Ana Lúcia Liberato Tettamanzy (*) | 19/12/2020 09:21

Ainda o analfabetismo

Quem quer e quem pode escrever Literatura no Brasil? A Literatura é um direito humano? A desigualdade social e a iniquidade no acesso à educação e aos bens da cultura continuam restringindo as autorias e visões de mundo partilhadas pelo ato estético?

Sem a pretensão de responder de forma acabada a essas amplas questões, trago um trajeto que ensaia compreensões e sinaliza para desafiadoras transformações trazidas das margens para o centro. Sob a inspiração moderna de desenvolver os brasis e salvar as populações de sua existência pouco ilustrada, o século XX impôs a missão de distribuir livros “a mancheias” e, com isso, eliminar traços persistentes de barbarias e atavismos como os representados pelo líder messiânico Antônio Conselheiro ou pelo caipira Jeca Tatu. Sob os modernistas, havia a expectativa de “descobrir” as culturas populares e fomentar o registro e a salvaguarda do patrimônio nacional. Havia ainda a intenção de que um dia a massa pudesse digerir “o biscoito fino” que os intelectuais fabricavam. Com a industrialização e o progressivo abandono do mundo rural, teria ocorrido a passagem direta do analfabetismo para a cultura de massa, sem a devida consolidação de um público leitor. Mais adiante, alterações nos currículos e metodologias enfraqueceram a formação tida como clássica ou humanista em favor da profissionalização precoce e do tecnicismo.

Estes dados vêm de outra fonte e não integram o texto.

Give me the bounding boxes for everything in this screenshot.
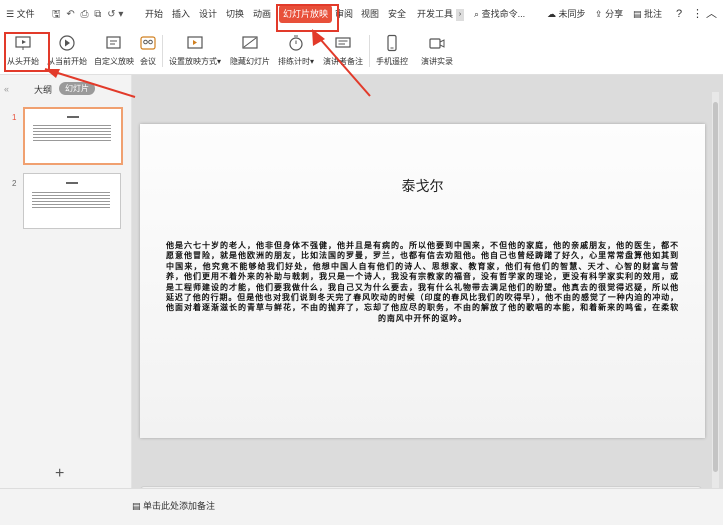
- tab-insert[interactable]: 插入: [172, 0, 190, 29]
- undo-history-icon[interactable]: ↶: [66, 9, 74, 20]
- highlight-box-start: [4, 32, 50, 72]
- ribbon-separator: [162, 35, 163, 67]
- speaker-notes-button[interactable]: 演讲者备注: [321, 29, 365, 74]
- hide-slide-icon: [242, 36, 258, 49]
- cloud-sync-icon: ☁: [547, 9, 556, 19]
- speaker-notes-label: 演讲者备注: [323, 57, 363, 66]
- quick-access-toolbar: 🖫 ↶ ⎙ ⧉ ↺ ▾: [52, 0, 123, 29]
- tab-slides[interactable]: 幻灯片: [59, 82, 95, 95]
- circle-play-icon: [59, 35, 75, 51]
- slides-panel: « 大纲 幻灯片 1 2 +: [0, 75, 132, 488]
- preview-icon[interactable]: ⧉: [94, 9, 101, 20]
- search-icon: ⌕: [474, 9, 480, 19]
- ribbon-separator: [369, 35, 370, 67]
- tab-animation[interactable]: 动画: [253, 0, 271, 29]
- slide-title[interactable]: 泰戈尔: [140, 176, 705, 196]
- search-label: 查找命令...: [481, 9, 526, 19]
- slide-body-text[interactable]: 他是六七十岁的老人，他非但身体不强健，他并且是有病的。所以他要到中国来，不但他的…: [166, 241, 679, 324]
- notes-bar: ▤ 单击此处添加备注: [0, 488, 723, 525]
- notes-placeholder: 单击此处添加备注: [143, 501, 216, 511]
- collapse-ribbon-icon[interactable]: ︿: [706, 0, 717, 29]
- setup-show-icon: [187, 36, 203, 49]
- share-icon: ⇪: [595, 9, 603, 19]
- hamburger-icon: ☰: [6, 9, 15, 19]
- speaker-notes-icon: [335, 37, 351, 48]
- thumb-text-lines: [33, 125, 111, 143]
- tab-design[interactable]: 设计: [199, 0, 217, 29]
- share-button[interactable]: ⇪ 分享: [595, 0, 623, 29]
- search-command[interactable]: ⌕ 查找命令...: [474, 0, 525, 29]
- hide-slide-label: 隐藏幻灯片: [230, 57, 270, 66]
- thumb-text-lines: [32, 192, 110, 210]
- custom-show-button[interactable]: 自定义放映: [93, 29, 135, 74]
- slide-number: 1: [12, 113, 17, 122]
- tab-transition[interactable]: 切换: [226, 0, 244, 29]
- help-button[interactable]: ?: [676, 0, 682, 29]
- meeting-button[interactable]: 会议: [137, 29, 159, 74]
- comment-button[interactable]: ▤ 批注: [633, 0, 662, 29]
- timer-icon: [289, 35, 303, 51]
- slide-thumbnail[interactable]: [23, 173, 121, 229]
- menu-button[interactable]: ☰ 文件: [6, 0, 35, 29]
- slide-canvas[interactable]: 泰戈尔 他是六七十岁的老人，他非但身体不强健，他并且是有病的。所以他要到中国来，…: [140, 124, 705, 438]
- phone-remote-button[interactable]: 手机遥控: [374, 29, 410, 74]
- slide-number: 2: [12, 179, 17, 188]
- thumb-title-line: [66, 182, 78, 184]
- tab-security[interactable]: 安全: [388, 0, 406, 29]
- more-icon[interactable]: ⋮: [692, 0, 703, 29]
- setup-show-button[interactable]: 设置放映方式▾: [167, 29, 223, 74]
- tab-home[interactable]: 开始: [145, 0, 163, 29]
- ribbon-toolbar: 从头开始 从当前开始 自定义放映 会议 设置放映方式▾ 隐藏幻灯片 排练计时▾ …: [0, 29, 723, 75]
- rehearse-timing-label: 排练计时▾: [277, 57, 314, 66]
- sync-button[interactable]: ☁ 未同步: [547, 0, 586, 29]
- undo-icon[interactable]: ↺: [107, 9, 115, 20]
- rehearse-timing-button[interactable]: 排练计时▾: [275, 29, 317, 74]
- print-icon[interactable]: ⎙: [80, 9, 88, 20]
- meeting-icon: [140, 36, 156, 50]
- highlight-box-slideshow-tab: [276, 4, 339, 32]
- sync-label: 未同步: [558, 9, 586, 19]
- share-label: 分享: [605, 9, 624, 19]
- record-lecture-label: 演讲实录: [421, 57, 453, 66]
- play-from-current-button[interactable]: 从当前开始: [44, 29, 90, 74]
- phone-remote-icon: [387, 34, 397, 52]
- file-menu-label: 文件: [16, 9, 35, 19]
- comment-icon: ▤: [633, 9, 642, 19]
- play-from-current-label: 从当前开始: [47, 57, 87, 66]
- vertical-scrollbar-thumb[interactable]: [713, 102, 718, 472]
- save-icon[interactable]: 🖫: [52, 9, 61, 20]
- add-slide-button[interactable]: +: [55, 465, 64, 483]
- hide-slide-button[interactable]: 隐藏幻灯片: [229, 29, 271, 74]
- meeting-label: 会议: [140, 57, 156, 66]
- phone-remote-label: 手机遥控: [376, 57, 408, 66]
- thumb-title-line: [67, 116, 79, 118]
- custom-show-label: 自定义放映: [94, 57, 134, 66]
- slide-thumbnail[interactable]: [23, 107, 123, 165]
- tab-scroll-right-icon[interactable]: ›: [456, 9, 464, 21]
- vertical-scrollbar[interactable]: [712, 92, 719, 488]
- comment-label: 批注: [644, 9, 663, 19]
- tab-view[interactable]: 视图: [361, 0, 379, 29]
- menu-tab-bar: ☰ 文件 🖫 ↶ ⎙ ⧉ ↺ ▾ 开始 插入 设计 切换 动画 幻灯片放映 审阅…: [0, 0, 723, 29]
- custom-show-icon: [106, 36, 121, 49]
- notes-icon: ▤: [132, 501, 141, 511]
- tab-developer[interactable]: 开发工具: [417, 0, 453, 29]
- dropdown-icon[interactable]: ▾: [118, 9, 123, 20]
- setup-show-label: 设置放映方式▾: [168, 57, 221, 66]
- record-icon: [429, 38, 445, 49]
- record-lecture-button[interactable]: 演讲实录: [419, 29, 455, 74]
- collapse-panel-icon[interactable]: «: [4, 84, 9, 94]
- tab-outline[interactable]: 大纲: [34, 83, 52, 96]
- notes-input[interactable]: ▤ 单击此处添加备注: [132, 499, 215, 512]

Eliminar o analfabetismo não seria tarefa de um século só, menos ainda permitir o acesso de amplas e diversas camadas de estudantes às universidades. Apesar das mudanças desde o final do século XX, como a reinserção de disciplinas do campo das ciências humanas e sociais, o foco em múltiplos letramentos e em metodologias que estimulam a construção de conhecimentos, a inclusão e a diversidade, a escola segue passível de silenciamentos e invisibilização pelos regimes de verdade que ainda preserva. Por outro lado, sobretudo em contextos sociais em que o vínculo com as comunidades se faz mais efetivo, a escola por vezes se faz espaço de sonhos e projetos de sociedade outros.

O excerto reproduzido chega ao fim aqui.